What's the difference between Xvid and DivX?

Both are MPEG-4 Part 2 (ASP) codecs, so a player that handles one almost always handles the other, and their files are largely interchangeable. The difference is licensing and origin: DivX is a commercial product from DivX, Inc., while Xvid is open-source software released under the GPL — it began in 2001 as a community fork of the open-source OpenDivX code. In practice they compress to similar quality and size; the "free DivX" nickname for Xvid captures the relationship accurately.

Why does my Xvid AVI play but show no video (or no sound) on my phone?

This usually means the device decoded one stream but not the other. Many phones can play the MP3 audio inside an AVI but have no Xvid video decoder (you hear sound, see a black screen), or vice-versa. Rather than chase a codec pack, convert the file to MP4 with H.264 video and AAC audio — both are decoded in hardware on essentially every modern phone, so the picture and sound come back together.

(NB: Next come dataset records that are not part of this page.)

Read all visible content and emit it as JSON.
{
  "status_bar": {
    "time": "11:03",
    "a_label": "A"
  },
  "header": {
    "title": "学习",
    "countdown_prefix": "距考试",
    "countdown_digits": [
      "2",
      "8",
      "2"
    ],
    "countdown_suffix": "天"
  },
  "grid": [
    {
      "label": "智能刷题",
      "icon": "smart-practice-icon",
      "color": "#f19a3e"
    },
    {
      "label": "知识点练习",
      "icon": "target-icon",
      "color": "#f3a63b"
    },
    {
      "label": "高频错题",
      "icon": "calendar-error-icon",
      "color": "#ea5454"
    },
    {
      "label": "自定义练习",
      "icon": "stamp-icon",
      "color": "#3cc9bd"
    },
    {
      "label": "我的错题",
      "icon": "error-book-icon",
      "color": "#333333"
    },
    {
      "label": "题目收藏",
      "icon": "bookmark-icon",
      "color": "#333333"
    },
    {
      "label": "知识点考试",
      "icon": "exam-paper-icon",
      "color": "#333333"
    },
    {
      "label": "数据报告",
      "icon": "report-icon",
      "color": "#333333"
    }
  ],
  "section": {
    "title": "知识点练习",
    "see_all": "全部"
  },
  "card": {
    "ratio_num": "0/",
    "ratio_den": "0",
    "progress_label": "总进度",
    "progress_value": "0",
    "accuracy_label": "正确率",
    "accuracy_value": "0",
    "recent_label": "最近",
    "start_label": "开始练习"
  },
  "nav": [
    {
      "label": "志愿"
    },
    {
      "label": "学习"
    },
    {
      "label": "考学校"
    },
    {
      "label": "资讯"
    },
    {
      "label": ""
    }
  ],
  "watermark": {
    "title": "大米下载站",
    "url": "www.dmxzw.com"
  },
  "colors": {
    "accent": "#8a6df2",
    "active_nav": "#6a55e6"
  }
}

Should I convert Xvid to H.265 or AV1 instead of H.264?

Only if you specifically need the smaller files and know the target supports them. H.264 is the safest choice because it plays on every device made since roughly 2010. H.265 (HEVC) and AV1 compress 40-50% smaller but have narrower hardware support — HEVC needs Safari 11+/recent Android, and AV1 decode needs Chrome 70+, Firefox 67+, or Safari 17+ and fairly recent GPUs. For a file you just want to play and share, stick with XVID to MP4; reserve H.265/AV1 for archives where storage savings matter more than universal playback.

Can I extract just the audio from an Xvid AVI?

Yes. Pick MP3 as the output format and the converter drops the Xvid video track and encodes the audio stream to MP3 — handy for pulling a song or a lecture's audio out of an old clip. The dedicated XVID to MP3 page walks through bitrate selection if you want to control the output size.

Are my uploaded files private?

Yes. Files are uploaded over an encrypted (TLS) connection, processed on our servers, and deleted automatically after a few hours — there's no sign-up, no watermark, and your files are never shared or made public. The practical limit on a very large AVI is upload time over your connection, not any per-file cap; for multi-gigabyte archives, expect the upload itself to take the most time.